29.11.2011 | 11:52

102.000 Euro für Stadterneuerungsprojekt in Tulln

LH Pröll: Zur weiteren Steigerung der Lebensqualität

Auf Initiative von Landeshauptmann Dr. Erwin Pröll hat die NÖ Landesregierung in ihrer heutigen Sitzung beschlossen, der Stadtgemeinde Tulln an der Donau für ihr Projekt „Umweltfreundliche kinder- und jugendgerechte Mobilität" eine Förderung in der Höhe von 51.000 Euro aus den Mitteln der NÖ Stadterneuerung zu gewähren. Eine Förderung in der Höhe von weiteren 51.000 Euro wird für dieses Projekt aus dem Europäischen Fonds für Regionale Entwicklung EFRE (Programm „Stärkung der regionalen Wettbewerbsfähigkeit Niederösterreich 2007 bis 2013") zur Verfügung gestellt. Damit wird dieses Projekt, dessen Gesamtkosten sich auf rund 204.000 Euro belaufen, mit insgesamt 102.000 Euro unterstützt.

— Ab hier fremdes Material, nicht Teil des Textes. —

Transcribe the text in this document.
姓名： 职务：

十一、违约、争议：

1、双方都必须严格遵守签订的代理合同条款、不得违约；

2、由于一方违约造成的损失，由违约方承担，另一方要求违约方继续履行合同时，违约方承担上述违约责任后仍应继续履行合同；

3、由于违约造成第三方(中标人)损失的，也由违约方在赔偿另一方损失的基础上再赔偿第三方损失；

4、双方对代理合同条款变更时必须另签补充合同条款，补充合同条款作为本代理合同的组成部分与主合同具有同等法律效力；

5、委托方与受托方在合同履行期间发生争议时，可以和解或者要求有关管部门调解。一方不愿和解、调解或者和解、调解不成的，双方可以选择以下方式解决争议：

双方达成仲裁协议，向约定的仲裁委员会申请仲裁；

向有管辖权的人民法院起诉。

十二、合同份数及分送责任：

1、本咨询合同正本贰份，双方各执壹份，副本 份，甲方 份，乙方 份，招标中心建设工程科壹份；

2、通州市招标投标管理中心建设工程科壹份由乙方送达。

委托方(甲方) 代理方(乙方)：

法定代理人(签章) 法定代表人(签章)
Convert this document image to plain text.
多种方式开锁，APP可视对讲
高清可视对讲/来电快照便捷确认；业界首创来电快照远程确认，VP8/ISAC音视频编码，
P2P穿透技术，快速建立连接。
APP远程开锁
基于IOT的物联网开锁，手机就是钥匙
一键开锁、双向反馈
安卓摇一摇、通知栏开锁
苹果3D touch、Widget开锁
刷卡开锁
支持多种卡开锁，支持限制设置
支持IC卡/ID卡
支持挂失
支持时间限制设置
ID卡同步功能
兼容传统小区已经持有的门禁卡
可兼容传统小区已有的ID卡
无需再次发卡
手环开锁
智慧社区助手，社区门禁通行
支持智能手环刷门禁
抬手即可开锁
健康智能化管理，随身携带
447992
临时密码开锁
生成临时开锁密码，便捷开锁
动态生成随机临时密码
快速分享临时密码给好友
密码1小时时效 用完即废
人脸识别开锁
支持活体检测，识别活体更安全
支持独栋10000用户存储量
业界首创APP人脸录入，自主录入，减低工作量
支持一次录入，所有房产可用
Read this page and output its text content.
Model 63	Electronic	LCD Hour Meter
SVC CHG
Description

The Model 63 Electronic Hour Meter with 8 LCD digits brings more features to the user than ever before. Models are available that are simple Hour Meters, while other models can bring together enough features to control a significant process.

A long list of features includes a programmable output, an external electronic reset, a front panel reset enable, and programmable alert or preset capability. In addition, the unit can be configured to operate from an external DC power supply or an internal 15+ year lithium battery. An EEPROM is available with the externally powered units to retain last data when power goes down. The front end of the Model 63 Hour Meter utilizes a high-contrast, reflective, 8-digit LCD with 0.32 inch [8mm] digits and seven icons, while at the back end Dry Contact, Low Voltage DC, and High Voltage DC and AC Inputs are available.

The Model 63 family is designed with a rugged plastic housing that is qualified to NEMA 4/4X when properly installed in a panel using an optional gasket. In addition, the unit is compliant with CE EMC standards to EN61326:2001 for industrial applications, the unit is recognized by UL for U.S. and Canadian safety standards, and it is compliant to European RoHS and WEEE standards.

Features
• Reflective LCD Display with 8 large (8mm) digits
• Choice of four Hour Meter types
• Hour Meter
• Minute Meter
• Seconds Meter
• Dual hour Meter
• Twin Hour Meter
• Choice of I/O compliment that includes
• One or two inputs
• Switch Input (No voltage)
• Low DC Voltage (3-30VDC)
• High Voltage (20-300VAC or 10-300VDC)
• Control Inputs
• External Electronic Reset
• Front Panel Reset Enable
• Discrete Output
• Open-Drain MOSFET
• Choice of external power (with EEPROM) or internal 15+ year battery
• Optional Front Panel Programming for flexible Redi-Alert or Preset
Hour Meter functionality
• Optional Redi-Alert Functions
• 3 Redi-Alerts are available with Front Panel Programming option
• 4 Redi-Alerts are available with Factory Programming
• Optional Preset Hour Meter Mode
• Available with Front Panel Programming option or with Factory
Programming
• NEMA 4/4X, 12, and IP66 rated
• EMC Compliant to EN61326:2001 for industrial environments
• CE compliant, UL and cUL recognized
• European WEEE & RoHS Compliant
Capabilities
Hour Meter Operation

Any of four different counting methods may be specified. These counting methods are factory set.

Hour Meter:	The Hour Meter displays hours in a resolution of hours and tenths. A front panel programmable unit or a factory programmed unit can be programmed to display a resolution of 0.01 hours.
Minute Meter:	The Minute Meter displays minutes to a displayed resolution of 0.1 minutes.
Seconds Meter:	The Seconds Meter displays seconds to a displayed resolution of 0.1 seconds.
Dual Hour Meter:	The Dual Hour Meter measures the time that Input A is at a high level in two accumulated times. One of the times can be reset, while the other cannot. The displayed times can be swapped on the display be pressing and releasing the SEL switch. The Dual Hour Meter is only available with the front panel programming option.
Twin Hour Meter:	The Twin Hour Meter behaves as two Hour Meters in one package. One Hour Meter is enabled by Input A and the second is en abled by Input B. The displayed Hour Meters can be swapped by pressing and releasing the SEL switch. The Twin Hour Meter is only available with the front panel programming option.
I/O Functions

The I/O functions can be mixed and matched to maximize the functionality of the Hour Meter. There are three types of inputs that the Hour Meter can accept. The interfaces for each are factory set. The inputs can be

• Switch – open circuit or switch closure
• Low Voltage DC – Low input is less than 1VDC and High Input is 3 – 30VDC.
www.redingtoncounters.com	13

„Durch die Stadterneuerungsaktion des Landes Niederösterreich entstehen im gesamten Bundesland immer wieder Projekte, die zur Steigerung der Lebensqualität im Land beitragen. Das aktuelle Projekt der Stadt Tulln an der Donau, das insbesondere Kindern und Jugendlichen neue Freiräume in der Stadt schaffen soll und auf umweltfreundliche Mobilität setzt, ist in diesem Zusammenhang ein wichtiger weiterer Schritt. Umso mehr, als sich die Stadt Tulln in der Vergangenheit weit über ihre Grenzen hinaus einen Namen gemacht hat und als ‚Rosenstadt\', als Standort der ‚Garten Tulln\', als Messe- oder auch als Technologie- und Forschungsstandort zu den ersten Aushängeschildern Niederösterreichs gehört", sagte der Landeshauptmann zu diesem Beschluss der NÖ Landesregierung.

Das Projekt „Umweltfreundliche kinder- und jugendgerechte Mobilität" ist Bestandteil des Stadterneuerungskonzeptes der Stadtgemeinde Tulln an der Donau, die 2007 in die Stadterneuerungsaktion des Landes Niederösterreich aufgenommen wurde. Ziel des Projekts ist die Umsetzung von Maßnahmen, die der Verbesserung von Freiräumen für verschiedene Nutzergruppen dienen. Erarbeitet wurden diese Maßnahmen im Rahmen einer Projektübung der Universität für Bodenkultur, betroffene Kinder und Jugendliche wurden in die Übung einbezogen. Im Konkreten soll zum einen der Eingangsbereich vor der neuen Sporthalle des Bundesschulzentrums neu gestaltet, zum anderen sollen für Radfahrerinnen und -fahrer sowie für Fußgängerinnen und Fußgänger Querungshilfen über die Langenlebarner Straße errichtet werden.